Currently, businesses with less than $3 million annual turnover are broadly exempt from the Privacy Act – an exemption the Attorney General’s department has proposed should be removed (but only after further analysis and consultation).
“In my view this is the right thing to do. In the digital age we live in, most businesses hold information – that is a part of doing business,” he told.
“The interesting thing will be how the balance is drawn between commerciality and privacy.”
Murray said he would like to see the language “tightened up” around emergency declarations – which lets entities bypass privacy controls to share information with one another in an emergency situation – warning the wording about ongoing emergencies could be “open for all sorts of abuses”.
He also wants to see proposals about automated decision making “go further”, noting that the EU’s General Data Protection Regulation (GDPR) includes a right for people “not to be subject to a decision based solely on automated processing, including profiling”.
Businesses should do better
Anna Johnston, principal of consultancy Salinger Privacy, said it was “frustrating” that there would be further delays before exemptions are removed but welcomes reforms to the Act.
“In reality, businesses should already be paying more attention to what customer data they’re keeping, and practising better data hygiene in terms of disposing of data as soon as it is no longer needed,” she said.
“The large-scale Optus and Medibank data breaches in late 2022 have shown us all that the privacy damage done by data breaches is unnecessarily made worse if businesses are holding on to personal information well past its use-by date.”
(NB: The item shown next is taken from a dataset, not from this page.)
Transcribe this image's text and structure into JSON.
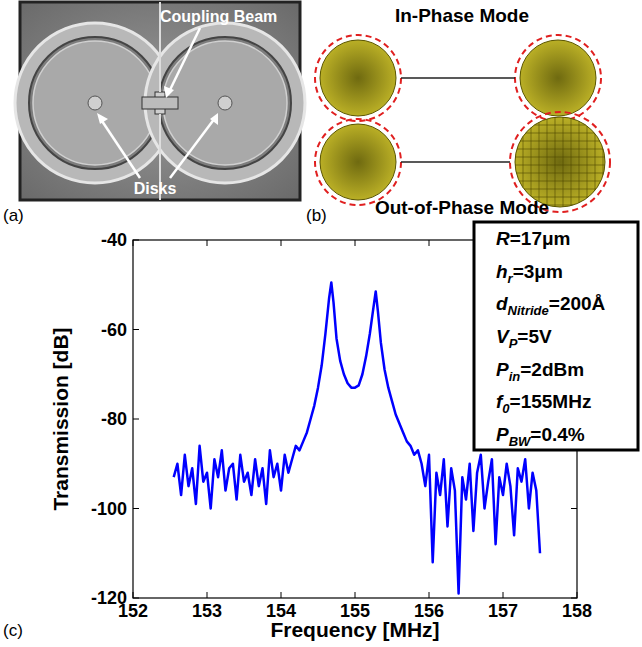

Another potentially contentious element of the Privacy Act review is to protect information that has been inferred or generated from other data, for example through machine learning or data analytics processes.
This is something ACS argued for in its submission to the Attorney General’s Department, but which has been opposed by big tech and social companies including Facebook which tried to argue that inferred data is owned by the company who creates it, not the individual about whom the data was inferred.
Samantha Floreani, Program Lead for Digital Rights Watch, told Information Age expanding the definition to include inferred and generated information is “critical” given the way definitions “act as a gatekeeper” for how privacy legislation is enforced.
“So many platforms’ business models work on inferring from data about their users,” she said, adding that it would be “good” if an updated Privacy Act negatively impacted Facebook.
Floreani said overall she thought the review was “pretty positive” and that she was pleasantly surprised by the inclusion of both a statutory tort and direct right of action that will give individuals a greater ability to fight for their privacy in the courts.
Proposed rights for erasure and de-indexation, which are complex features of the GDPR, were also surprising, if not welcome, inclusions.
Hard not to be cynical
Of course, it’s possible not every proposal will find its way into law and Floreani is reserving her praise until legislation lands.
“This is the third round of public consultation on the same set of issues and a lot of these proposals have been around for a decade,” she said.
“It’s hard not to be cynical about it. Privacy has, for a very long time, been a low priority for the Australian government.”
Justin Warren, managing director of IT consulting firm PivotNine, said it has long felt like the government “will do the right thing on privacy once it has explored every alternative” and said the latest report could just as easily sit on a stack.
“Is our privacy going to be protected or not?” he rhetorically asked Information Age.
“Sure, there’s a regulatory burden on business, but what about the burden placed on individuals who are having their private information scattered all over the internet?”
Warren said it was “excellent” to see the proposed definition of ‘consent’ expanded so that data collection must be done with “voluntary, informed, current, specific, and ambiguous” consent.
He was also heartened by updates to the object of the Act “to recognise the public interest in protecting privacy”.
“Those things together should do a lot to improve the privacy of everyday people and should close some of the loopholes that see rapacious surveillance companies spy on people for profit,” Warren said.
“If Australia wants to remain a liberal democracy, it needs to do liberal democracy things and protecting privacy one of those.”